O K2-18 b orbita uma estrela anã fria na constelação de Leão, um lugar no espaço que se encaixa em todos os critérios da zona habitável. Mas o grande tamanho do planeta – 8,6 vezes a massa da Terra – pode ser contra a vida. Seu interior gelado pode estar envolto por um oceano e uma atmosfera fina, de modo que a água líquida pode estar fervendo na superfície, possivelmente frustrando as ambições de qualquer forma de vida aspirante.

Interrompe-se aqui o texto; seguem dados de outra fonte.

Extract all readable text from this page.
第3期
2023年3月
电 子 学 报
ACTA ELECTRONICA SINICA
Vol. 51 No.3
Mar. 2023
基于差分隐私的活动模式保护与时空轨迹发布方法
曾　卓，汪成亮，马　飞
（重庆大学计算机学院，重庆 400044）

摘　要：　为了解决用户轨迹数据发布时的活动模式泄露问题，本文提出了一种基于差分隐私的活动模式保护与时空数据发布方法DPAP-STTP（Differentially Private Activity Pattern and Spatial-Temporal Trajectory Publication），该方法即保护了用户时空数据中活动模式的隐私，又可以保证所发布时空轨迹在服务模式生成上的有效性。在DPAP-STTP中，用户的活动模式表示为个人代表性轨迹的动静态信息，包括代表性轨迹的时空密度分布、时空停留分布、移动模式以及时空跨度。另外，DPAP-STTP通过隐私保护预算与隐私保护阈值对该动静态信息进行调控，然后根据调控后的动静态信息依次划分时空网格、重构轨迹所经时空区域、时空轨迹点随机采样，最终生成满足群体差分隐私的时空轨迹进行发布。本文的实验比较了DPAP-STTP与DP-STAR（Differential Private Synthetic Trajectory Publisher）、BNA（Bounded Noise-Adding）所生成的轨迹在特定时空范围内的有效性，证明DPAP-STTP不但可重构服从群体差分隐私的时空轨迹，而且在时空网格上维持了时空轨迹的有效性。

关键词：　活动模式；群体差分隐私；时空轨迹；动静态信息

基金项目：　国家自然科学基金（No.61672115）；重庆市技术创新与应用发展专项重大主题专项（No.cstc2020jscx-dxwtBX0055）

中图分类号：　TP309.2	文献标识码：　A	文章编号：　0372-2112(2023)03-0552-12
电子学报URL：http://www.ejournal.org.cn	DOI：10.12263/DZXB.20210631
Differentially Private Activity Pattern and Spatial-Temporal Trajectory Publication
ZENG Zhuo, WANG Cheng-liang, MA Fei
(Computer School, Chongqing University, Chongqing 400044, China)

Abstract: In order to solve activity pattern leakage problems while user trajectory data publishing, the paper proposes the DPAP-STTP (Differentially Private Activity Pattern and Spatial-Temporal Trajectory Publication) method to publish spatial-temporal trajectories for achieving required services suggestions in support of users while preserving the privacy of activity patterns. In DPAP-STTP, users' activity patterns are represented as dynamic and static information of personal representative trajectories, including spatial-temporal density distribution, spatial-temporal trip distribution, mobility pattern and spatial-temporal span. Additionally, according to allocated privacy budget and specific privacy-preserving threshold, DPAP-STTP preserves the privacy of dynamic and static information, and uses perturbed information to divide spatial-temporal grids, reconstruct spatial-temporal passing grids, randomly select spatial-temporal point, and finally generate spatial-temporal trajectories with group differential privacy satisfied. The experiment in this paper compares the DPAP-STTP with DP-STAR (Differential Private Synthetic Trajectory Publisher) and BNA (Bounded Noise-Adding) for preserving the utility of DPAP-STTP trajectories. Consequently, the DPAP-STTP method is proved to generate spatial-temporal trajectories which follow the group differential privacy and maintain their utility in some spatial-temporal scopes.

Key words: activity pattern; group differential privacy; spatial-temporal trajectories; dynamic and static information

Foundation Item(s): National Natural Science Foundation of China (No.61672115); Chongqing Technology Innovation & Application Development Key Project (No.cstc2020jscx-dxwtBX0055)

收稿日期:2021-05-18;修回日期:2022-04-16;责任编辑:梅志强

Mas há outra pista nos dados do Webb – a possível presença da molécula sulfeto de dimetila (DMS, na sigla em inglês). O DMS é encontrado na atmosfera da Terra, produzido por enxames de fitoplâncton nos oceanos. É também o composto que torna o cheiro de uma cerveja alemã tão forte.
Por mais empolgante que seja a possibilidade dessa molécula em outro planeta, ainda há um longo caminho a percorrer até que os cientistas tenham certeza. "Não parece que haja evidências convincentes de DMS em seus dados", pondera Hörst.
A equipe de seis pessoas de Madhusudhan tem tempo reservado no início do próximo ano para usar o Instrumento Mid-InfraRed (Miri) do Webb, um espectrógrafo otimizado para detectar DMS, para confirmar ou refutar a presença do elemento. "Pergunte-me no ano que vem", diz ele sobre o tempo previsto para os resultados do Miri.
Na Terra, não se conhece nenhum processo que crie moléculas de DMS, exceto a vida oceânica. Entretanto, em um mundo como o K2-18 b, as condições podem ser adequadas para fontes abióticas e não vivas. "Nossa compreensão da química do enxofre é muito centrada na Terra e em Vênus, que são atmosferas muito diferentes de uma atmosfera dominada pelo hidrogênio [como a de K2-18]", explica Hörst. "Precisamos de muito mais cálculos teóricos e medições laboratoriais para entender quais são os diferentes caminhos possíveis para criar e destruir o DMS em uma atmosfera."
Se o DMS for detectado no K2-18 b, "é hora de os teóricos realmente se envolverem", acredita Madhusudhan. Seu trabalho será executar inúmeras simulações da química do planeta durante a vida útil do K2-18 b, tentando detectar qualquer caminho possível que crie as assinaturas encontradas pelo JWST sem a presença de vida.
"Não precisamos provar que se trata de um biomarcador, porque na Terra ele existe", diz Madhusudhan. Somente quando nenhuma outra explicação for encontrada é que se poderá defender a existência de um oceano vivo no planeta.
A prova da existência de vida extraterrestre é frequentemente retratada com a descoberta de um fóssil marciano, o recebimento de uma transmissão interestelar ou até mesmo uma visita extraterrestre ao gramado da Casa Branca. Mas o momento real em que a humanidade descobre que não estamos sozinhos pode ser vivenciado por um solitário analisador de dados, sentado em frente a uma tela de computador executando modelos complexos de química orgânica.